Julio barely ducked under the blow, felt the arm brush through his hair, and fired up into the beast's chest, which bristled with spines and strangely shaped lumps of tissue. If it embraced him, he would be impaled upon those breast spikes, and that realization brought his finger to bear upon the trigger again and again.
Those three shots finally drove the thing backward until it collided with the wall by the office door, where it stood for a moment, clawing at the air.
Julio fired the sixth and final round in the revolver, hitting his target again, but still it remained standing — hurt and maybe even dazed, but standing. He always carried a few extra cartridges in his jacket pocket, even though he had never before needed spare rounds in all his years of police work, and now he fumbled for them.

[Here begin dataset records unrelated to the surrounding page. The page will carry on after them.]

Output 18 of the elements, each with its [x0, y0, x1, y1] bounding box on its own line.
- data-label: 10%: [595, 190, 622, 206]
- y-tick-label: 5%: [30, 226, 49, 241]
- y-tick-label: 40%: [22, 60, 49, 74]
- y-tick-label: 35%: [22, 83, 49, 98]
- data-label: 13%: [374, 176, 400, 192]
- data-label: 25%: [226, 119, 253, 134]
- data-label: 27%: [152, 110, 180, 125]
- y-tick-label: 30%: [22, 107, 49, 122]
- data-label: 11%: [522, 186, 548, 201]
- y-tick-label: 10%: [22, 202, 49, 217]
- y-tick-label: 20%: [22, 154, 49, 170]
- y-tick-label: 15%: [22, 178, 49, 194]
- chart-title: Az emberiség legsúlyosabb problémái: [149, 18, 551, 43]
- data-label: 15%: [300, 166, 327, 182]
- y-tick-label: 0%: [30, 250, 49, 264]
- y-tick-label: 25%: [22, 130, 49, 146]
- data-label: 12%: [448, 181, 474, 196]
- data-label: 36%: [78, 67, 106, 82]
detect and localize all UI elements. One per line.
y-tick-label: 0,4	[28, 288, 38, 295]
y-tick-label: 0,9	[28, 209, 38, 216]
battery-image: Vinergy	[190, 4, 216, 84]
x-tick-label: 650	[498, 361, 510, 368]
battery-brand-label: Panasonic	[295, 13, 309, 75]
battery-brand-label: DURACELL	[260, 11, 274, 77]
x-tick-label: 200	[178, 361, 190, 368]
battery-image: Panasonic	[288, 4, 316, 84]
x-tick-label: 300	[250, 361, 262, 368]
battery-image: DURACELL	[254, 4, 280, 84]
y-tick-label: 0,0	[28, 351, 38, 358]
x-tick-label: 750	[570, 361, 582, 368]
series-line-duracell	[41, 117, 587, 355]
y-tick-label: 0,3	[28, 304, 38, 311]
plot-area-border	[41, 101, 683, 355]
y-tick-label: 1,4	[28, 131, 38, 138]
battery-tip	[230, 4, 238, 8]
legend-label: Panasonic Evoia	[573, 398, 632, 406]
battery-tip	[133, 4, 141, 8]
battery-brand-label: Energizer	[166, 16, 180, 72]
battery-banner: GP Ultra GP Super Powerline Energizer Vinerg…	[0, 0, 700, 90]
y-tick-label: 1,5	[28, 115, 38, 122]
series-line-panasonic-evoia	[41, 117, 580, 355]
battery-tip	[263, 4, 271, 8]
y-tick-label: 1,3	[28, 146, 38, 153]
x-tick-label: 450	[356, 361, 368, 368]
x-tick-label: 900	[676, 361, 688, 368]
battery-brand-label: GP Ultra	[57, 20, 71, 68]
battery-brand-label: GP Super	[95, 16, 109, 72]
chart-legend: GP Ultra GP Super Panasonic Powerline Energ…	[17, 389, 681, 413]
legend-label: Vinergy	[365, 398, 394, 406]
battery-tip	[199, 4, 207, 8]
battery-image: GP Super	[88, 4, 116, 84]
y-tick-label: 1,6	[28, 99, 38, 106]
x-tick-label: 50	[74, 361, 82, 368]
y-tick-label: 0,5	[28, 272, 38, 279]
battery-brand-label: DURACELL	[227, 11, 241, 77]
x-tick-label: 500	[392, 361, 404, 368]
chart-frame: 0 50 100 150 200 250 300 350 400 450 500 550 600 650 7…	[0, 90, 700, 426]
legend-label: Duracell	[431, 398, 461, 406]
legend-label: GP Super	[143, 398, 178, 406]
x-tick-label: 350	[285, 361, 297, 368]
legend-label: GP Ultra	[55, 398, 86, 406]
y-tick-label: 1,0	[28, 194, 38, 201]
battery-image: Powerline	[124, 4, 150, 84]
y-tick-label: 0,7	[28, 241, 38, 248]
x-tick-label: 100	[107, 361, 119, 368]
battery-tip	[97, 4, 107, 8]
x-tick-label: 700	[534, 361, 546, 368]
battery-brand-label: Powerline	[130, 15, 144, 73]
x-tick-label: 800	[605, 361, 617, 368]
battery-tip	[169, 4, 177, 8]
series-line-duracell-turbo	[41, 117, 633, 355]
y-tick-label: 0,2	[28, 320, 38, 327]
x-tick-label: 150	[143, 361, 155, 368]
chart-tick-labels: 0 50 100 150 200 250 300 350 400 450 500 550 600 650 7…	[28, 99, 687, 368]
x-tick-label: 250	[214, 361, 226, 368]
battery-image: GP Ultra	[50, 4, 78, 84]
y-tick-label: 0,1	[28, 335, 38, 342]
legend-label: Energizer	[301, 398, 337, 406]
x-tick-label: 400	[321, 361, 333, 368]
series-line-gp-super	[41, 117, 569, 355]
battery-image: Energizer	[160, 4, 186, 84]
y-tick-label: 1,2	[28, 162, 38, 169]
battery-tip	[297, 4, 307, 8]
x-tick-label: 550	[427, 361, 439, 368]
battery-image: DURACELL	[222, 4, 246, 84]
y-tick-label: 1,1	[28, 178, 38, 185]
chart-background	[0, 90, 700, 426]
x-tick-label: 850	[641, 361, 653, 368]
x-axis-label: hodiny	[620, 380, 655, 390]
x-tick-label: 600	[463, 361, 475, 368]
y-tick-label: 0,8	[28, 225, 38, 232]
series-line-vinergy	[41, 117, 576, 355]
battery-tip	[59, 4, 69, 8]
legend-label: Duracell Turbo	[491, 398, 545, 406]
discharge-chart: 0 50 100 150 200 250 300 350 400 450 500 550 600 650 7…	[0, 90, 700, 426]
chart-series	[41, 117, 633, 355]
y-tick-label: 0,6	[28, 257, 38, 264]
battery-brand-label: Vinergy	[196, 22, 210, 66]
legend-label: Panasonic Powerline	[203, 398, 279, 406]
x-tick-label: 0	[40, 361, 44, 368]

The creature shoved away from the motel wall, apparently having already recuperated from the six rounds it had just taken. It cut loose a cry so savage and furious that Julio turned away from it at once and ran into the courtyard, where Shadway and Mrs. Leben were standing at the far end of the swimming pool.
* * *
Peake had hoped that Sharp would send him off after Hagerstrom and the unknown man that the cop had loaded into the back seat of the rental car. Then, if shooting took place at the abandoned motel, it would be entirely Sharp's responsibility.
But Sharp said, “Let Hagerstrom go. Looks to me like he's taking that guy to a doctor. Anyway, Verdad is the real brains of the team. If Verdad's staying here, then this is where the action is; this is where we'll find Shadway and the woman.”
When Lieutenant Verdad headed back along the motel driveway toward the lighted office, Sharp told Peake to pull down there and park in front of the place. By the time they stopped again on the shoulder of the boulevard in front of the dilapidated sign — golden sand inn — they heard the first gunshots.